26 мая 1994 года толпу ожидавших Солженицына корреспондентов выпустили на летное поле Владивостокского аэропорта. Случилась невероятная давка, девушки в кокошниках еле пробились к Александру Исаевичу, и ему с трудом удалось поцеловать хлеб-соль.
Из Владивостока Солженицын поехал по стране на поезде. За 55 дней своего путешествия он побывал во многих областях России, собрав "целую коллекцию воплей и слез". Он говорил с русской провинцией на одном с ней языке - на языке боли.
   Но Москва встретила его настороженно. Пресса высмеивала и принижала поездку.

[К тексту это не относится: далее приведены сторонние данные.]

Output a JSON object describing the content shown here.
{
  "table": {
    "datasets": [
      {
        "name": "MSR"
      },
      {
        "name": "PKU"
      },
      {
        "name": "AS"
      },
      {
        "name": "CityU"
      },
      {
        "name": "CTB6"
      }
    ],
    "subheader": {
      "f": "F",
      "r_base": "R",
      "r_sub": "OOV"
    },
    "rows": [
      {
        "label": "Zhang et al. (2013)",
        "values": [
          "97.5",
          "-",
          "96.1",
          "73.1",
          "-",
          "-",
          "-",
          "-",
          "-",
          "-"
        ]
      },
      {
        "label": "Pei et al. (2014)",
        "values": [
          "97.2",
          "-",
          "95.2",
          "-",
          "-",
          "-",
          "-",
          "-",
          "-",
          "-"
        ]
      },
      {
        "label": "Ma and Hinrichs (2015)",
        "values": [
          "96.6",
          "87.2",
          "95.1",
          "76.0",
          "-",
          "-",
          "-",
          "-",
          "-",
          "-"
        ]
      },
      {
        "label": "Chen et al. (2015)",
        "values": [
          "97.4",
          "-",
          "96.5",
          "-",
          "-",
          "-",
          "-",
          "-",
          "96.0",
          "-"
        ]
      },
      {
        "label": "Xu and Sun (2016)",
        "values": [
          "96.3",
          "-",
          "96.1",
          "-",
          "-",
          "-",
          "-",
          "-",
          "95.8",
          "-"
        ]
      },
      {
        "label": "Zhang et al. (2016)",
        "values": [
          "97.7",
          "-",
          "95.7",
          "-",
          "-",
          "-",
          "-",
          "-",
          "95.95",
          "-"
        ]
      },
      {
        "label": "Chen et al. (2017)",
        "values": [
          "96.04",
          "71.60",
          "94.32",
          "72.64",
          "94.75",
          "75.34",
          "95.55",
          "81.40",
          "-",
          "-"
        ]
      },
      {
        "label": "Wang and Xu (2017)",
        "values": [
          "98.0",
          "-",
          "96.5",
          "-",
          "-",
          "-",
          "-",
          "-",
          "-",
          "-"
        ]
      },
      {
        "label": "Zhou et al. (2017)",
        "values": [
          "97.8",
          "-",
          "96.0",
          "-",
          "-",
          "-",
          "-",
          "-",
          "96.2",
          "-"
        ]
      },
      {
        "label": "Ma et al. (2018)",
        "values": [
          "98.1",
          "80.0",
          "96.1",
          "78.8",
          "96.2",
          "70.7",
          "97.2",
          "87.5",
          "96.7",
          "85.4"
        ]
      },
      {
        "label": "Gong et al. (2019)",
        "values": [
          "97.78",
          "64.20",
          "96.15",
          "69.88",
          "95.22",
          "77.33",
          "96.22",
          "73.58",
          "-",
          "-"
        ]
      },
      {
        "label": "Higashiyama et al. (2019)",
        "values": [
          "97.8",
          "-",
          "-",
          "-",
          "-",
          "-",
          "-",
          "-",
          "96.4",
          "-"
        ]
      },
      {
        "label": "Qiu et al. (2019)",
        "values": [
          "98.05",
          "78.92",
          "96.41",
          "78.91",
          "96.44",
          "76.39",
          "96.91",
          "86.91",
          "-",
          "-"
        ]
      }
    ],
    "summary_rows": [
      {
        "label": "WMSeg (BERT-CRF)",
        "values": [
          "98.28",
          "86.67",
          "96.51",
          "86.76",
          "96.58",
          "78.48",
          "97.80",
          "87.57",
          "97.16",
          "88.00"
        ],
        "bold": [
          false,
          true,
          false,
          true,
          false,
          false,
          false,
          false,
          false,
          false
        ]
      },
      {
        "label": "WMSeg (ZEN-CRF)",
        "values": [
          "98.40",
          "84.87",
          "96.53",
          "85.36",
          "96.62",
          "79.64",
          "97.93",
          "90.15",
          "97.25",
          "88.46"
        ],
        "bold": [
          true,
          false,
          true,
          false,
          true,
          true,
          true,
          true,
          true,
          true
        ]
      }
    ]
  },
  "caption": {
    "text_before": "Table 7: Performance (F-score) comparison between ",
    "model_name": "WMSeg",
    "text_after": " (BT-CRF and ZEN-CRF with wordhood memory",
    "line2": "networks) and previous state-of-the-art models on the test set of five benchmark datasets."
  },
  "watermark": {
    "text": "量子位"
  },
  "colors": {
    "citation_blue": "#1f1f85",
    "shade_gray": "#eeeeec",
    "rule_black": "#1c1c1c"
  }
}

Киселев стращал в "Итогах": в Москву едет русский националист. Аксёнов назвал возвращение Солженицына "переездом с одной дачи на другую". Жириновский твердил, будто Солженицын действует по сценарию ЦРУ. Нуйкин жалел человека, который не осознает, что не соответствует нынешней ситуации, "да никому и не нужен". Новодворская рекомендовала ему не к народу ходить, а срывать красные звезды с Кремля. Зюганов, на всякий случай, сделал заявление: будущий президент должен быть молодым и здоровым. Да и вообще, кто он такой, чтобы "обустраивать Россию?"
   Он пытался донести до страны то, что мучило его самого, но передачу "Встречи с Солженицыным" скоро убрали из эфира. Он говорил Думе: Россия в беде. Дума шуршала кроссвордами, бегала перекуривать и снисходительно похлопывала в ладоши.
Зато на улице Солженицына ждали простые люди. Они подходили и просили разрешения пожать руку. Или улыбались и просто шли рядом. А одна женщина тихо сказала: "Вы спасли честь русского писателя".